Brent crude for June rose 61 cents to $125.63 a barrel by 12:24 p.m. Brent's 2011 peak of $127.02 was reached on April 11.
U.S. crude for June rose 54 cents to $113.40.
U.S. crude reached $113.97 on Thursday, the highest intraday price since prices reached $130 on September 22, 2008.
Oil is reacting to the dollar. The dollar index looked like it was trying to find at least a temporary base around the 73 area. Oil is waiting for something new to push it higher, said Richard Ilczyszyn, senior market strategist at Lind-Waldock in Chicago.
Higher interest rates in Europe compared to the U.S. have undermined support for the U.S. dollar, pushing up the euro by 11 percent so far this year.
Thursday's report that growth in the U.S. gross domestic product slowed more than expected in the first quarter reinforced the perception that the U.S. central bank will continue with its loose monetary policy.
Yesterday's three-year lows in the dollar index following the mid-week Fed statement strongly suggests a market dynamic that is not yet ready to reverse, Jim Ritterbusch, president at Ritterbusch & Associates in Galena, Illinois, said in a note.
Consequently, oil will continue to be valued as an asset class or inflation hedge along with other commodities such as the gold market.

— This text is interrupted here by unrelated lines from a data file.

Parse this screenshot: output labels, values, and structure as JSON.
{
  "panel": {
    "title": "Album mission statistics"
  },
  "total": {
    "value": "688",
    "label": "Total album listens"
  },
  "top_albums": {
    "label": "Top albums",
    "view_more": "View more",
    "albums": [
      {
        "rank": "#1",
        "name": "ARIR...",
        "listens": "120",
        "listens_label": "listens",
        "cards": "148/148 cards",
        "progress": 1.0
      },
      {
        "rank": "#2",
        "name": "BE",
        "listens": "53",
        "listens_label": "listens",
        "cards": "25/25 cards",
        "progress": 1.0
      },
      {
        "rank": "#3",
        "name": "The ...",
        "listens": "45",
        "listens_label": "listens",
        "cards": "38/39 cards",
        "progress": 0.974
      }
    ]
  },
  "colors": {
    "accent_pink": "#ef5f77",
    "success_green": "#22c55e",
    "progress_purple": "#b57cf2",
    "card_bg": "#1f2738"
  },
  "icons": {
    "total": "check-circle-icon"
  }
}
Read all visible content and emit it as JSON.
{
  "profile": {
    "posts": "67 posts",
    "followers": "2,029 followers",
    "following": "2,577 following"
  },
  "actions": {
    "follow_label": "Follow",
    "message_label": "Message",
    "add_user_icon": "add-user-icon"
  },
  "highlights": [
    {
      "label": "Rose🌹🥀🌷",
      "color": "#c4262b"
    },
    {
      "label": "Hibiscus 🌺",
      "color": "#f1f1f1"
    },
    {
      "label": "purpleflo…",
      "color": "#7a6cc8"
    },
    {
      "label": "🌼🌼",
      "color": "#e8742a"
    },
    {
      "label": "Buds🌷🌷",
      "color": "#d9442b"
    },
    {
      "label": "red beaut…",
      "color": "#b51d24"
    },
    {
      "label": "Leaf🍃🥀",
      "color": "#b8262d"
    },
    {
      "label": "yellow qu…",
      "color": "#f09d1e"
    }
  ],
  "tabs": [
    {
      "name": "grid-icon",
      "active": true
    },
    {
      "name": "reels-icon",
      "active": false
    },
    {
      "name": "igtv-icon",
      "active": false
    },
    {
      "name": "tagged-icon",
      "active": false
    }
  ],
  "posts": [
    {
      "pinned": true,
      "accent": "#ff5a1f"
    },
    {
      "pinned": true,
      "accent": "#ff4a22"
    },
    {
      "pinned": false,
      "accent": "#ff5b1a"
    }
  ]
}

Crude oil trading volumes remained tepid, dampened by a holiday in the United Kingdom.
Volatility and uncertainty amid the pan-Arab protests and Libya's conflict have tempered trading, indicated by the nearly 130,000-lot deficit of the U.S. 30-day average volume to the 250-day average, according to Reuters data.
AFRICA, MIDEAST TURMOIL
Libya's conflict spilled beyond its borders as forces loyal to leader Muammar Gaddaffi attacked the Tunisian town of Dehiba, near the Libyan border.
Morocco, which borders oil and gas producer and OPEC-member Algeria, said a bomb that killed at least 14 people on Thursday was a terrorist act.
In the Middle East, tensions escalated in Syria and tens of thousands rallied across the country demanding political freedoms.
EYEING HIGH PRICE
Oil's price rise could be tempered if evidence that high prices are eroding demand starts to confirm forecasters' fears that they are slowing consumption and the global economy.
U.S. consumer spending rose as households stretched to cover the higher cost for food and gasoline as inflation posted its biggest year-on-year rise in 10 months.
Separate reports showed U.S. Midwest factory activity and that while U.S. consumer sentiment rose as a sharp increase in gasoline prices was viewed as being temporary, consumers still anticipated additional price increases.
Complaints about high prices were the most frequent since 2008 and half of all households said their finances had worsened, according to the survey.